Electric motors are an essential part of modern industry. They provide the necessary mechanical-to-electrical conversions that serve as the backbone of the post-modern industrial age. From the little fans in our computers to the vast industrial pumps that consume megawatts, it is evident that electric motors have a pervasive presence in the modern world today.
It’s an equipment that operates 24/7 and has a significant contribution to one’s business; as such, must be as efficient as possible. An electric motor is at its maximum efficiency when it evens out your costs and benefits and saves you ample energy and operational costs. With that, you should look out for several signs to determine your motor’s efficiency and ensure it’s working up to its full potential.
It’s also essential to have a hunch for tell-tale problems and have a penchant for predictive maintenance. These are some of the critical maintenance skills you need to have up your sleeve:
Observing noise levels
An electric motor is by nature a noisy contraption – there are possibilities of hearing a fan whirring or a pump thumping, and in actuality are common occurrences.
However, certain sounds can be unusual, and you’d need to have the ear to pick them up.
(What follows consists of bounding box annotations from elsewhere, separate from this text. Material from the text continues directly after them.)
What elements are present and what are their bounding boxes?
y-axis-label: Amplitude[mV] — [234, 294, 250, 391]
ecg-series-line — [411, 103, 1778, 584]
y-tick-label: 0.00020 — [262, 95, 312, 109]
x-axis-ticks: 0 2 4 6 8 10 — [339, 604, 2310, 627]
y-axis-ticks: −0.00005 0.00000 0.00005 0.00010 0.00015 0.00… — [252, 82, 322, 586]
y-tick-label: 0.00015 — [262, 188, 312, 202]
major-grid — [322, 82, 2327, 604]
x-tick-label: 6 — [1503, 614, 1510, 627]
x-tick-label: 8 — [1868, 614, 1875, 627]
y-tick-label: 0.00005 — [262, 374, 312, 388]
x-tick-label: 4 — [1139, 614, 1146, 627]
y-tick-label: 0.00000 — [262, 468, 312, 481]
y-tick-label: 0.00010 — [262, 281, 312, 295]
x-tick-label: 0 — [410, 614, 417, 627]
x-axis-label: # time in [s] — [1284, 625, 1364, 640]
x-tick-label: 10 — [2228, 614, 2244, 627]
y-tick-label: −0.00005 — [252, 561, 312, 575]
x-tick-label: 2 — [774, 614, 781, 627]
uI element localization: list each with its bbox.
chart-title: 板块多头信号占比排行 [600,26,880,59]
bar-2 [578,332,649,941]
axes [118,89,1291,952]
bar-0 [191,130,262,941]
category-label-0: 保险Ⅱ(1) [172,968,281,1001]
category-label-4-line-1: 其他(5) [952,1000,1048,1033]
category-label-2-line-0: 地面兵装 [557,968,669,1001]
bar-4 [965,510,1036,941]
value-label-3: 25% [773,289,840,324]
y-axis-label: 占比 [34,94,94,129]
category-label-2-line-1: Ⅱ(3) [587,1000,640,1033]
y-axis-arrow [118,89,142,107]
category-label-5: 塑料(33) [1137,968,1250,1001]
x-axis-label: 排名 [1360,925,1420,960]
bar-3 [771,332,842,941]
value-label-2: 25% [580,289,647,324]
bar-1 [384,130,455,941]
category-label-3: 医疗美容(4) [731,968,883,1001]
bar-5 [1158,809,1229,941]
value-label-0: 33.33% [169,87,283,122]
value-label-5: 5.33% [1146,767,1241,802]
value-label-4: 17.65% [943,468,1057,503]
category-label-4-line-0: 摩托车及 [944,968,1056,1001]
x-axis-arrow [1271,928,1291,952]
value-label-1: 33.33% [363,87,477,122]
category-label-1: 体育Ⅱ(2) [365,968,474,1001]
For example, it may be a mechanical noise caused by loose screws, worn bearings, or parts rubbing together.
Monitoring operating temperatures
Then again, high temperatures are a matter of fact with electric motors. However, overheating can happen, which is one of the main reasons for a motor’s breakdown. You should always make sure that the motor’s voltage, size, and performance level measure up to your specific needs. At the same time, some ventilation can be helpful too.
Checking component integrity
The electric motor comprises numerous parts, including the shaft, fan, stator, bearings – with many nuts and bolts in between.
With the constant mechanical movement and noise it is subjected to, some parts may come apart or become loose, and you’ll need to nip these issues on the bud before they become a systemic concern. The problem may even be internal, such as that it requires electric motor rewinds.
Examining physical conditions
You should periodically check the equipment for any unusual physical conditions such as rusting and corrosion. Try to do small-scale cleaning and vacuuming or brushing the heatsink areas while the unit is unplugged.
Ensure that the vent slots are clear of dust and debris and that the ventilation fans are working correctly. Keep the unit clear of moisture as well.
Determining motor load and efficiency
This is not so much a diagnostic skill as knowing how to use your unit correctly – motors should only be used equivalent to the load they are intended to serve.
Although designed to tolerate occasional overloading, running the motor constantly above its rated load will reduce its efficiency and life cycle the most. Therefore, you must be knowledgeable about this specific detail of your unit.
An electric motor is a sensitive piece of equipment that needs looking after. Although you should leave the elbow grease to the experts, you should make sure to have some maintenance knack and hacks by yourself so that you can keep preventable issues from occurring. To that end, you will be able to increase your electric motor’s efficiency and service life.